Procurei-a e ela me atendeu com muito gosto. “São essas questões que precisamos

discutir, mas ninguém fala porque cada um está preocupado em encontrar seu lugar ao

sol”. Sua opinião sobre a prática da corrupção em Moçambique tem o mesmo enfoque

que a do rapper Edgar: segundo ela, a corrupção é praticada por “uma minoria”, aqueles

que estão “[...] num nível mais alto. Feito por aqueles que eu nem preciso dizer quem

são. Você, mesmo estando no Brasil há muito tempo, sabe de quem eu estou a falar.

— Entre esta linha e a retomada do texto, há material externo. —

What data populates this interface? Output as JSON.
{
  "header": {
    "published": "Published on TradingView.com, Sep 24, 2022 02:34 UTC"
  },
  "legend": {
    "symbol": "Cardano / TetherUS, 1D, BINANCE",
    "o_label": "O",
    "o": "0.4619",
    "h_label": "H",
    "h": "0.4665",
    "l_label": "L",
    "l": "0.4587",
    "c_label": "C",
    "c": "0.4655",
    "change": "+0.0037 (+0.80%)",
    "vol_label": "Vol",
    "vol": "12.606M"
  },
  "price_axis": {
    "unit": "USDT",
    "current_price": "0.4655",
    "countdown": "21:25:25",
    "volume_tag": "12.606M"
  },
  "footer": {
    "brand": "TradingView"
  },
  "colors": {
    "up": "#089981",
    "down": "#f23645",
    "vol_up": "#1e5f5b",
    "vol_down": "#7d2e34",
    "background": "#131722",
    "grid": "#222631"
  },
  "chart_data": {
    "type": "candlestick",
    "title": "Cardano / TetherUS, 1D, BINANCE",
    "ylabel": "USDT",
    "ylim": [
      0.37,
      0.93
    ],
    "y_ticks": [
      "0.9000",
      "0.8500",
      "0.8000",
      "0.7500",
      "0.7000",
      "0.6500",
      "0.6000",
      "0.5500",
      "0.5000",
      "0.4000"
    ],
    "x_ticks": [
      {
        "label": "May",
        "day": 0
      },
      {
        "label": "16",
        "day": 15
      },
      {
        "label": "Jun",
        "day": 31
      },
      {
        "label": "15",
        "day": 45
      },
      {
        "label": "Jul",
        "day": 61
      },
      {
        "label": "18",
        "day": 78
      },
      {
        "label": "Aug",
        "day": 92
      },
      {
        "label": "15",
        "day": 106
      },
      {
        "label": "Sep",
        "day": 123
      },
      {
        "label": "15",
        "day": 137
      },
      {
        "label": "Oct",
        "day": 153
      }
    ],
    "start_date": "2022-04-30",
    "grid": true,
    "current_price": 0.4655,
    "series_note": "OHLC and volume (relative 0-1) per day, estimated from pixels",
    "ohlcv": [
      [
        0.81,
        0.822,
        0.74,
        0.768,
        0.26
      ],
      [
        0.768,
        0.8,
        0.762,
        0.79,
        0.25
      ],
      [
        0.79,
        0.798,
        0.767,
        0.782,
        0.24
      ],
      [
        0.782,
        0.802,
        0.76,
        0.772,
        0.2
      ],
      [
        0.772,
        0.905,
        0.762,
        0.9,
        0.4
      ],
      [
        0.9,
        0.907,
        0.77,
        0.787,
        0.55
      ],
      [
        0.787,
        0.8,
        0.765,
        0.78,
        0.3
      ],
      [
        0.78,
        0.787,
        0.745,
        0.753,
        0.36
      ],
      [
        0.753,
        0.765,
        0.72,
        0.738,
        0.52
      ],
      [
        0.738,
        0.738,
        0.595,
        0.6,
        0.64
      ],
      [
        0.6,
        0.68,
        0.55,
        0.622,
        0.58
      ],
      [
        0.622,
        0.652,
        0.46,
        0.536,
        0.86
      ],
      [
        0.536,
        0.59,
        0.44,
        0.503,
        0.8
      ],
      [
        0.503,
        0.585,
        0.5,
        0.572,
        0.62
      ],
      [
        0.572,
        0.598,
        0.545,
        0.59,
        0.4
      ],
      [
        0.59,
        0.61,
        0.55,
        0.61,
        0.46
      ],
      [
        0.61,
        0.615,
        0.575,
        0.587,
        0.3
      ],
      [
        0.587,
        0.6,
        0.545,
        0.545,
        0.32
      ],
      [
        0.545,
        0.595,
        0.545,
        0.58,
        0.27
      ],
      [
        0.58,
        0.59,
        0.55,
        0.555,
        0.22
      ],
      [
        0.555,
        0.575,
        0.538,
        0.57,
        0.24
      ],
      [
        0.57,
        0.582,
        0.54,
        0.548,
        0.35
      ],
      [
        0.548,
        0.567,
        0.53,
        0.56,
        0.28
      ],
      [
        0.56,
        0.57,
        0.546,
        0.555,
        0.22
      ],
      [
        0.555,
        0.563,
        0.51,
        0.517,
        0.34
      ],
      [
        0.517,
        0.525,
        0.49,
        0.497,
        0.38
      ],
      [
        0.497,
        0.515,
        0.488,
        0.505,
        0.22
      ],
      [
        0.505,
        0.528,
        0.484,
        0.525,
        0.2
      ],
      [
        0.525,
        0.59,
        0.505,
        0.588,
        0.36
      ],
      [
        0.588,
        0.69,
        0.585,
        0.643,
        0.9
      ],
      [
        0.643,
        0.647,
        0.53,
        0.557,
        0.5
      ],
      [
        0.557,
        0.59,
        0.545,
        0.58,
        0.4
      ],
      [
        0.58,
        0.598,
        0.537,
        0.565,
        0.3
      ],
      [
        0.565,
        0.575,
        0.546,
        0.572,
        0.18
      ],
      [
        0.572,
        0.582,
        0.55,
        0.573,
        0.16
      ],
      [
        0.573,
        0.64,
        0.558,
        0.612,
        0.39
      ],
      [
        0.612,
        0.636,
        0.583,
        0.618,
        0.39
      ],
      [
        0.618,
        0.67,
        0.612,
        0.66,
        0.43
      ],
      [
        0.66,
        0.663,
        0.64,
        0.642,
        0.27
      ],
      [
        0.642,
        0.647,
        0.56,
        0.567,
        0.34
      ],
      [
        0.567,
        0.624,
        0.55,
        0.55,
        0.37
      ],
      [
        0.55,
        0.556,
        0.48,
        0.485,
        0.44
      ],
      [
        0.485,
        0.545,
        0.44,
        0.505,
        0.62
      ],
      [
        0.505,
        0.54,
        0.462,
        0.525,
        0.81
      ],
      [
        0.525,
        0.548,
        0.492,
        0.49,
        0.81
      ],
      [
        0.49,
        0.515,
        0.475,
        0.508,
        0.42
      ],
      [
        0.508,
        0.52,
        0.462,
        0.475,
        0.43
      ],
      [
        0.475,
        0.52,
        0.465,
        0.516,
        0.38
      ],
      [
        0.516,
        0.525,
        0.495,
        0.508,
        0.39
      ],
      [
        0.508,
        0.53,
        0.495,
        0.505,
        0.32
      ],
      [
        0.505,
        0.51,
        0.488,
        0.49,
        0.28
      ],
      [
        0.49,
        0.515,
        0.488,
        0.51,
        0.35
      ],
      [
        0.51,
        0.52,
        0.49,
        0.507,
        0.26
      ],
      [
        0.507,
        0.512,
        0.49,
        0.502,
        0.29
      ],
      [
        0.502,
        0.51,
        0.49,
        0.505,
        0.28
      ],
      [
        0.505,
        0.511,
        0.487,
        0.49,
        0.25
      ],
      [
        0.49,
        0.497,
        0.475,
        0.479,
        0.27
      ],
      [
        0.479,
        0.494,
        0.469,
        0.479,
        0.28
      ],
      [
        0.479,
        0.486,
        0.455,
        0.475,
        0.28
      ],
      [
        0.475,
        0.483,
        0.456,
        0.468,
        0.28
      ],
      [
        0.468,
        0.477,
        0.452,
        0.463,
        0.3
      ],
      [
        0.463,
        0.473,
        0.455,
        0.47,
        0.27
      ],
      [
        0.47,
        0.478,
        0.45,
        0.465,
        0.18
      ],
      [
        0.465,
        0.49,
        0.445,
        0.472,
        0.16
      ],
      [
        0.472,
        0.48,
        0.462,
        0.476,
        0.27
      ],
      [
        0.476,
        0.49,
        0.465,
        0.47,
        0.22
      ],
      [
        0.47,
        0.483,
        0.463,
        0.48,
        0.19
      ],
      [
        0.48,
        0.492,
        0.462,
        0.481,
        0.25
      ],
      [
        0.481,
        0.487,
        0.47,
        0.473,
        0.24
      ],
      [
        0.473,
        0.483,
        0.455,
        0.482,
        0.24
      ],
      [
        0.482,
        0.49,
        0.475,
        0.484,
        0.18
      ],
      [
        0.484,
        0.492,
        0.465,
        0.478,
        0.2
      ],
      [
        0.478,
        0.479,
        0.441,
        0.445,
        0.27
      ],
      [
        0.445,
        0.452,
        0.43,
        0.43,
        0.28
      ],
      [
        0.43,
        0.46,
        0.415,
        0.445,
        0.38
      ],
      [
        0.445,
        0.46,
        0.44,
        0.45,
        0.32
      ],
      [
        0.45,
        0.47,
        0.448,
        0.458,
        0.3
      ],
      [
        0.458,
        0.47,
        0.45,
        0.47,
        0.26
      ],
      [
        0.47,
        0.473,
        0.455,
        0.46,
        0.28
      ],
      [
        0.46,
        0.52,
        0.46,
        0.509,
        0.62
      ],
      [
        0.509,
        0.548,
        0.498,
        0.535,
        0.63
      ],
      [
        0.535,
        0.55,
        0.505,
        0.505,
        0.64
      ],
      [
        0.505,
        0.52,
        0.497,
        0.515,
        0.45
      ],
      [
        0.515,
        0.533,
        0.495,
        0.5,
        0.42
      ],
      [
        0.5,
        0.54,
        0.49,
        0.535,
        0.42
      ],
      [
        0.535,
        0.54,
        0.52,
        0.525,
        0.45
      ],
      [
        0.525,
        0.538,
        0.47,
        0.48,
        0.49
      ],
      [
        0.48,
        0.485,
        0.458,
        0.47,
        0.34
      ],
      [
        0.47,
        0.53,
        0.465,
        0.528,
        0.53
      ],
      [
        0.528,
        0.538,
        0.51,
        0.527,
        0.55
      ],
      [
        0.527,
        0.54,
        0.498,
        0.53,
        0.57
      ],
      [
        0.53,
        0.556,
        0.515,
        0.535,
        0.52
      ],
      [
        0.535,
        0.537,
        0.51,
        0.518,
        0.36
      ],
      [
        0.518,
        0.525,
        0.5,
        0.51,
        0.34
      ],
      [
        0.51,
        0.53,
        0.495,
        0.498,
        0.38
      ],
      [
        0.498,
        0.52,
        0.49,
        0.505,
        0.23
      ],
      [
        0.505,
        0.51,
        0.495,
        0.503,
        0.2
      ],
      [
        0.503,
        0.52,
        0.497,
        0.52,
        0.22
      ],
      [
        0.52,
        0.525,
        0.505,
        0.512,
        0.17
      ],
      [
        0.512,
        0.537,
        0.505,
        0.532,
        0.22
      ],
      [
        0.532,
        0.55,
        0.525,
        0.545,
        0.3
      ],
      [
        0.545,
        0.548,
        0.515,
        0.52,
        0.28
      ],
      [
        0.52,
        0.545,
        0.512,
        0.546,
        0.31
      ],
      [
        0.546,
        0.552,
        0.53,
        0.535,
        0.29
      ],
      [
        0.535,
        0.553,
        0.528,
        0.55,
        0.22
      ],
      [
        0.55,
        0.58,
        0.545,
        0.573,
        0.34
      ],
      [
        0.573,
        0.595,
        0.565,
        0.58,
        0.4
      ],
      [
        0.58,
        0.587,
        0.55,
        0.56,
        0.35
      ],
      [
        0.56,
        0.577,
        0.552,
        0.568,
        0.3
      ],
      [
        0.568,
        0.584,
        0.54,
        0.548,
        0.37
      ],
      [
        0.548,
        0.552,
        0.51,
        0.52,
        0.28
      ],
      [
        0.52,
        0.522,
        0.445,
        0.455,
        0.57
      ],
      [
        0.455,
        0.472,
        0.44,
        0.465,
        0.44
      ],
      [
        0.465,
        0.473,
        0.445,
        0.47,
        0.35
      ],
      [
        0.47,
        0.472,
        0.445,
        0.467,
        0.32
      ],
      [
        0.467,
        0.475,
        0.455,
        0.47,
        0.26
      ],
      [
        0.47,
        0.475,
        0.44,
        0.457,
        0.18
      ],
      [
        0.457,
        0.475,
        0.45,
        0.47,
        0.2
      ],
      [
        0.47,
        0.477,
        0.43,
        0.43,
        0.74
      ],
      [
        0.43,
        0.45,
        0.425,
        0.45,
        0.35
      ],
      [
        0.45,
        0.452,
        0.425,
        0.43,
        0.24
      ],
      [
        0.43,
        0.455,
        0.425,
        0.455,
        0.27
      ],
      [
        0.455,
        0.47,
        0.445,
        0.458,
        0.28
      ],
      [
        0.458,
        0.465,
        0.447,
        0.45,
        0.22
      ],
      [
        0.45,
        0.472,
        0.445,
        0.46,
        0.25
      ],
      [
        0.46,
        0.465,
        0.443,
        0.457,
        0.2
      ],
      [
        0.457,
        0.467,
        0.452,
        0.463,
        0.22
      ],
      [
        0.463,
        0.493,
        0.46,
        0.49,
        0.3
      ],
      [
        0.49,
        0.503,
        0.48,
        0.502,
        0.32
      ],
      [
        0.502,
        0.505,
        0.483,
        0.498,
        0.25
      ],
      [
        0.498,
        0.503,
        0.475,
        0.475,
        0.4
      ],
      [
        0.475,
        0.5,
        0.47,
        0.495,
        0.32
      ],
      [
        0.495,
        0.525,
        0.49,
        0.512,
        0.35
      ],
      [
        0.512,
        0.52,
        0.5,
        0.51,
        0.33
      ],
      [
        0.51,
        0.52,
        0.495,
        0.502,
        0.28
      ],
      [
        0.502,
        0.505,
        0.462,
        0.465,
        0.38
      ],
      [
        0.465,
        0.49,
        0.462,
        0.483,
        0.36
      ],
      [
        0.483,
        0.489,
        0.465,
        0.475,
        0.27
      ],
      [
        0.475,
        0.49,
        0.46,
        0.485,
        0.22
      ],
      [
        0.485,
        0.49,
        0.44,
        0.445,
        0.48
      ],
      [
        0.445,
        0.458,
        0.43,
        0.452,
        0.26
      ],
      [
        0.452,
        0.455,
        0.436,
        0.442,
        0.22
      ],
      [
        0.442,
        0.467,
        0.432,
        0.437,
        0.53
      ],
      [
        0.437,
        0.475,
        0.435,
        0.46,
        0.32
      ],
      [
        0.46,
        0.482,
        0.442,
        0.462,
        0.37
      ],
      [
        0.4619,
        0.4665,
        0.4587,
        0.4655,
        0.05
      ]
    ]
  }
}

Bem, essa corrupção dessas pessoas é que acaba criando um desvio geral, sistemático, o

dinheiro não chega onde deve chegar [...] Agora, se não chega nas escolas daqui do Sul

mesmo, que é a casa deles, onde eles nasceram, imagina lá como são as escolas do

Centro e do Norte!”. Já o senhor Valter, 59 anos, pai de quatro filhos e avô de quatro

netos é um professor primário aposentado que trabalhava como auxiliar geral em uma

repartição pública. Seus colegas, ao saberem o que fazia no país, me “obrigaram” a

entrevista-lo, pois, ele é um “profundo conhecedor dos problemas moçambicanos”.

Senhor Valter tende a se referir à corrupção em Moçambique a partir de uma visão

endêmica do problema. “Eishhh... Nós bebemos, tomamos banho, mergulhamos na

corrupção... Não há quem não é corrupto aqui... Mesmo uma criança da 5ª classe, não

estuda e sabe que no dia do professor o pai oferecer algo ao professor ou professora,

como caixa de cerveja, capulana [pano tradicional muito usado pelas mulheres

moçambicanas]... Achas que esse professor vai reprovar essa criança... Então ela [a

criança] também sabe que não precisa estudar porque meu pai tem [dinheiro]... Aqui,

não há outra forma, somo todos corruptos mesmo. Sabes que dinheiro não se nega [...]

Isso, na verdade, é muito por causa do nosso hábito aqui”. !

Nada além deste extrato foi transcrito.